FEED II Helps Ethiopian Smallholder Dairy Farmers Thrive
FEED II and Dairy Cooperative Strengthen Milk Value Chain
In 2012, Wegayehu Zenebe was one of 10 smallholder dairy farmers who made up the Selam Dairy Cooperative in Wondo Genet woreda, Kella town, near the city of Hawassa, Ethiopia. At the time, the cooperative housed only three crossbred dairy cows in a small rented barn.
To help boost the incomes of smallholder farmers like Wegayehu and other members, ACDI/VOCA implemented the USDA-funded Feed Enhancement for Ethiopian Development II (FEED II) project. The project supports farmers’ improved access to and use of high-quality feed for livestock. With supplemental feed comes greater livestock productivity and food security, especially in the face of frequent droughts that plague the region.
“ACDI/VOCA FEED II project has intervened during a critical period that challenged our existence and helped us for the success of the cooperative” –Bewnetu Gizachew, chairman of Selam Dairy Cooperative
With FEED II’s support, the cooperative grew from 10 to 18 members, nine of whom were female. Among them, Wegayehu saw first-hand what FEED II’s technical, material, and financial support could do. She now owns four dairy cows at her own farm, selling 38 liters of milk to the cooperative a day.

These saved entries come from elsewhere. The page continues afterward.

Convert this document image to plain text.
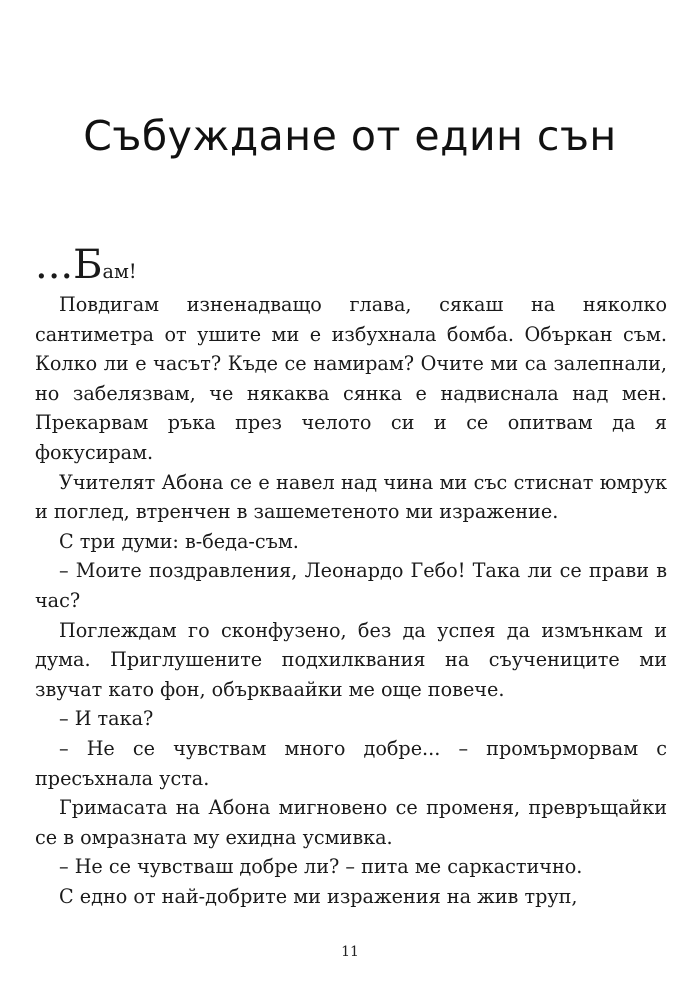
Събуждане от един сън

...Бам!

Повдигам изненадващо глава, сякаш на няколко сантиметра от ушите ми е избухнала бомба. Объркан съм. Колко ли е часът? Къде се намирам? Очите ми са залепнали, но забелязвам, че някаква сянка е надвиснала над мен. Прекарвам ръка през челото си и се опитвам да я фокусирам.

Учителят Абона се е навел над чина ми със стиснат юмрук и поглед, втренчен в зашеметеното ми изражение.

С три думи: в-беда-съм.

– Моите поздравления, Леонардо Гебо! Така ли се прави в час?

Поглеждам го сконфузено, без да успея да измънкам и дума. Приглушените подхилквания на съучениците ми звучат като фон, объркваайки ме още повече.

– И така?

– Не се чувствам много добре... – промърморвам с пресъхнала уста.

Гримасата на Абона мигновено се променя, превръщайки се в омразната му ехидна усмивка.

– Не се чувстваш добре ли? – пита ме саркастично.

С едно от най-добрите ми изражения на жив труп,

11
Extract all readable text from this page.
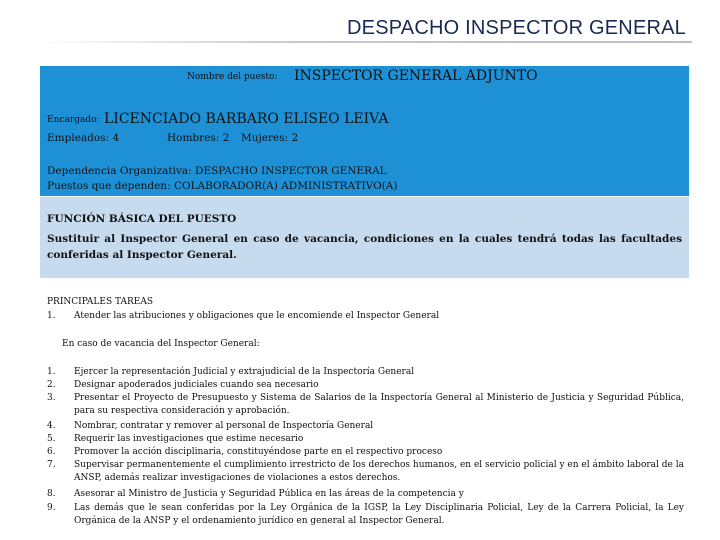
DESPACHO INSPECTOR GENERAL
Nombre del puesto: INSPECTOR GENERAL ADJUNTO
Encargado: LICENCIADO BARBARO ELISEO LEIVA
Empleados: 4	Hombres: 2 Mujeres: 2
Dependencia Organizativa: DESPACHO INSPECTOR GENERAL
Puestos que dependen: COLABORADOR(A) ADMINISTRATIVO(A)
FUNCIÓN BÁSICA DEL PUESTO
Sustituir al Inspector General en caso de vacancia, condiciones en la cuales tendrá todas las facultades conferidas al Inspector General.
PRINCIPALES TAREAS
1. Atender las atribuciones y obligaciones que le encomiende el Inspector General
En caso de vacancia del Inspector General:
1. Ejercer la representación Judicial y extrajudicial de la Inspectoría General
2. Designar apoderados judiciales cuando sea necesario
3. Presentar el Proyecto de Presupuesto y Sistema de Salarios de la Inspectoría General al Ministerio de Justicia y Seguridad Pública, para su respectiva consideración y aprobación.
4. Nombrar, contratar y remover al personal de Inspectoría General
5. Requerir las investigaciones que estime necesario
6. Promover la acción disciplinaria, constituyéndose parte en el respectivo proceso
7. Supervisar permanentemente el cumplimiento irrestricto de los derechos humanos, en el servicio policial y en el ámbito laboral de la ANSP, además realizar investigaciones de violaciones a estos derechos.
8. Asesorar al Ministro de Justicia y Seguridad Pública en las áreas de la competencia y
9. Las demás que le sean conferidas por la Ley Orgánica de la IGSP, la Ley Disciplinaria Policial, Ley de la Carrera Policial, la Ley Orgánica de la ANSP y el ordenamiento jurídico en general al Inspector General.
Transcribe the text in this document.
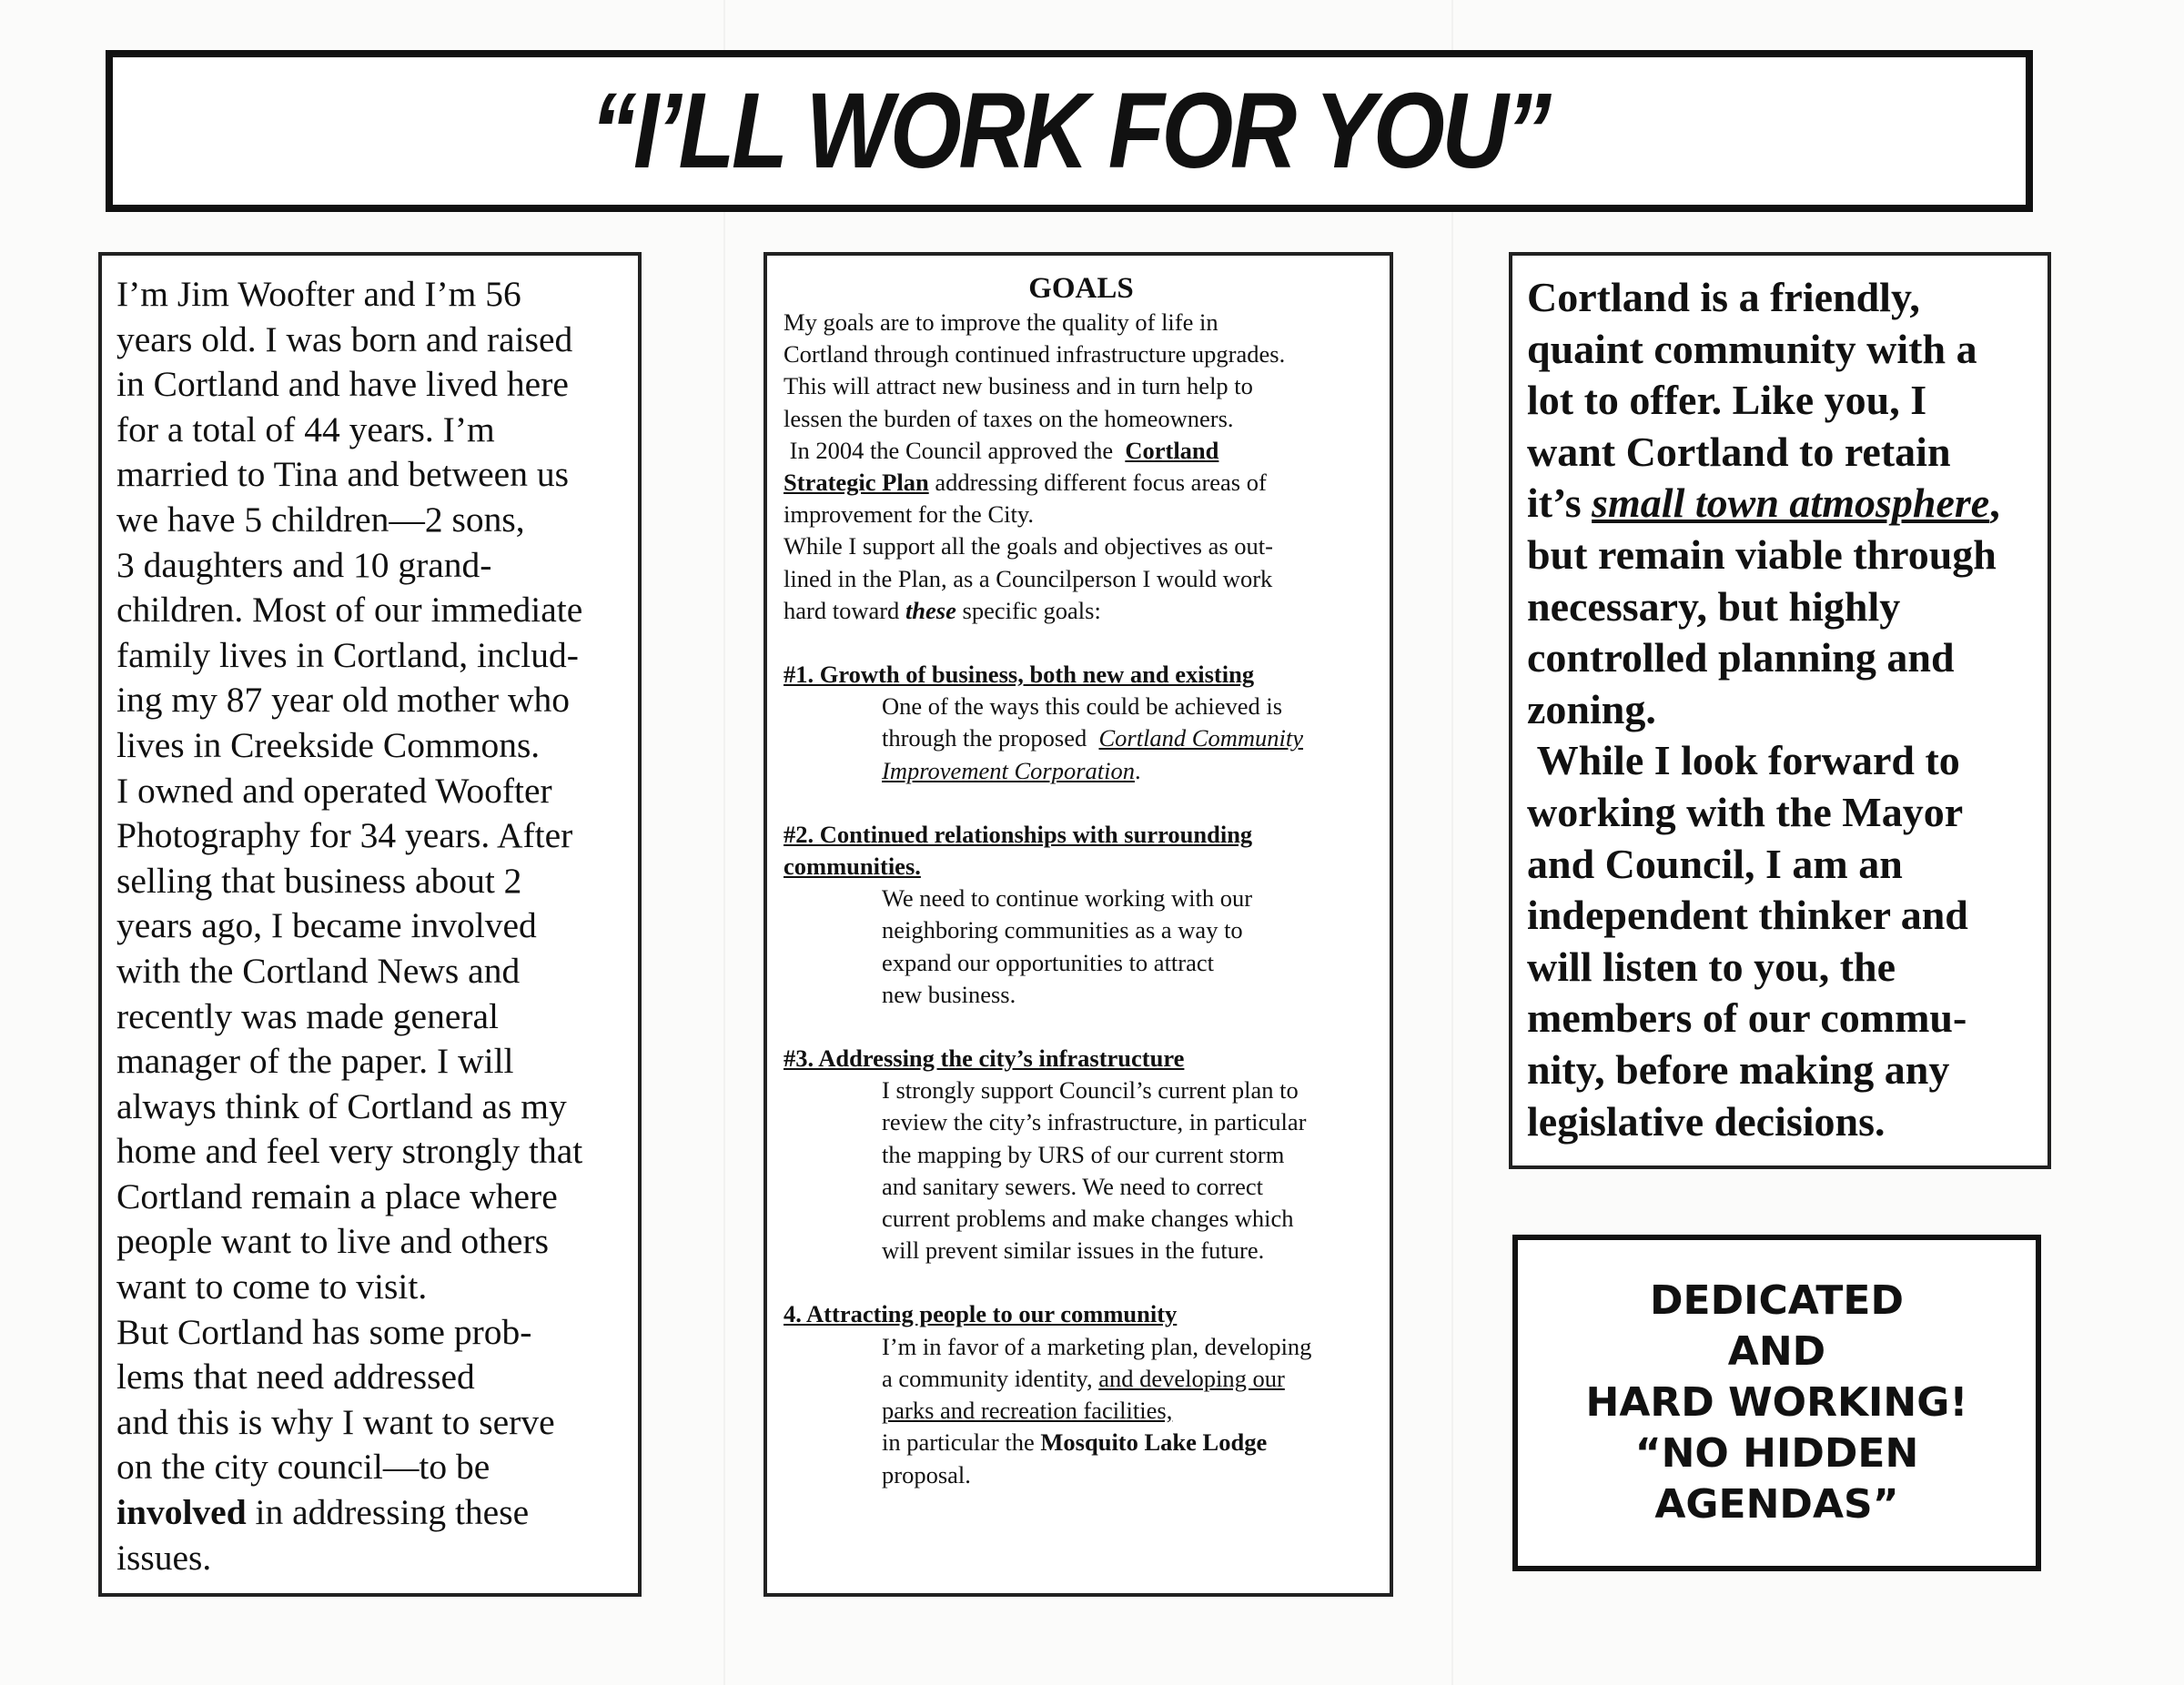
“I’LL WORK FOR YOU”

I’m Jim Woofter and I’m 56

years old. I was born and raised

in Cortland and have lived here

for a total of 44 years. I’m

married to Tina and between us

we have 5 children—2 sons,

3 daughters and 10 grand-

children. Most of our immediate

family lives in Cortland, includ-

ing my 87 year old mother who

lives in Creekside Commons.

I owned and operated Woofter

Photography for 34 years. After

selling that business about 2

years ago, I became involved

with the Cortland News and

recently was made general

manager of the paper. I will

always think of Cortland as my

home and feel very strongly that

Cortland remain a place where

people want to live and others

want to come to visit.

But Cortland has some prob-

lems that need addressed

and this is why I want to serve

on the city council—to be

involved in addressing these

issues.

GOALS

My goals are to improve the quality of life in

Cortland through continued infrastructure upgrades.

This will attract new business and in turn help to

lessen the burden of taxes on the homeowners.

In 2004 the Council approved the  Cortland

Strategic Plan addressing different focus areas of

improvement for the City.

While I support all the goals and objectives as out-

lined in the Plan, as a Councilperson I would work

hard toward these specific goals:

#1. Growth of business, both new and existing

One of the ways this could be achieved is

through the proposed  Cortland Community

Improvement Corporation.

#2. Continued relationships with surrounding

communities.

We need to continue working with our

neighboring communities as a way to

expand our opportunities to attract

new business.

#3. Addressing the city’s infrastructure

I strongly support Council’s current plan to

review the city’s infrastructure, in particular

the mapping by URS of our current storm

and sanitary sewers. We need to correct

current problems and make changes which

will prevent similar issues in the future.

4. Attracting people to our community

I’m in favor of a marketing plan, developing

a community identity, and developing our

parks and recreation facilities,

in particular the Mosquito Lake Lodge

proposal.

Cortland is a friendly,

quaint community with a

lot to offer. Like you, I

want Cortland to retain

it’s small town atmosphere,

but remain viable through

necessary, but highly

controlled planning and

zoning.

While I look forward to

working with the Mayor

and Council, I am an

independent thinker and

will listen to you, the

members of our commu-

nity, before making any

legislative decisions.

DEDICATED

AND

HARD WORKING!

“NO HIDDEN

AGENDAS”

Wegayehu says that members like her gained better access to concentrate feed and received training.
“The support from the project has enabled the cooperative to receive credit-based, concentrate feed supply from feed processing unions and to distribute to smallholder farmers.” –Haile Jula, a dairy cooperative member
The construction of a new, modern dairy barn provided extra space for the cooperative to grow from three to 18 cows and from 35 to 280 liters of milk processed a day. It also prevented livestock from experiencing environmental stress and enabled better waste management and feeding practices.
Through financial support, the cooperative acquired the necessary machinery and quality-testing equipment for milk processing, in addition to a three-wheel vehicle for transporting milk products. Ten members, all tasked with handling day-to-day business activities, also received training in small-scale milk production, collection and processing, as well as business management.
Each project intervention led to the cooperative collecting more milk from nearby smallholder dairy farmers and achieving more business linkages. This ensured a sustainable milk value chain. Now, not only does the cooperative run a small-scale milk processing facility, but also fully operates a forage and feed distribution business. And the benefits are evident, as members earn US $0.75 per liter of milk, an 88 percent increase in unit price since the start of FEED II.
By mid-2017, the cooperative that Wegayehu and many others rely on for their livelihoods plans to process 500 liters of milk a day, and in five years, up to 1,500 liters. Because of FEED II interventions, Wegayehu says that for the first time, her community has a sustainable market for milk products. That means better incomes and overall economic growth for Wegayehu and others like her.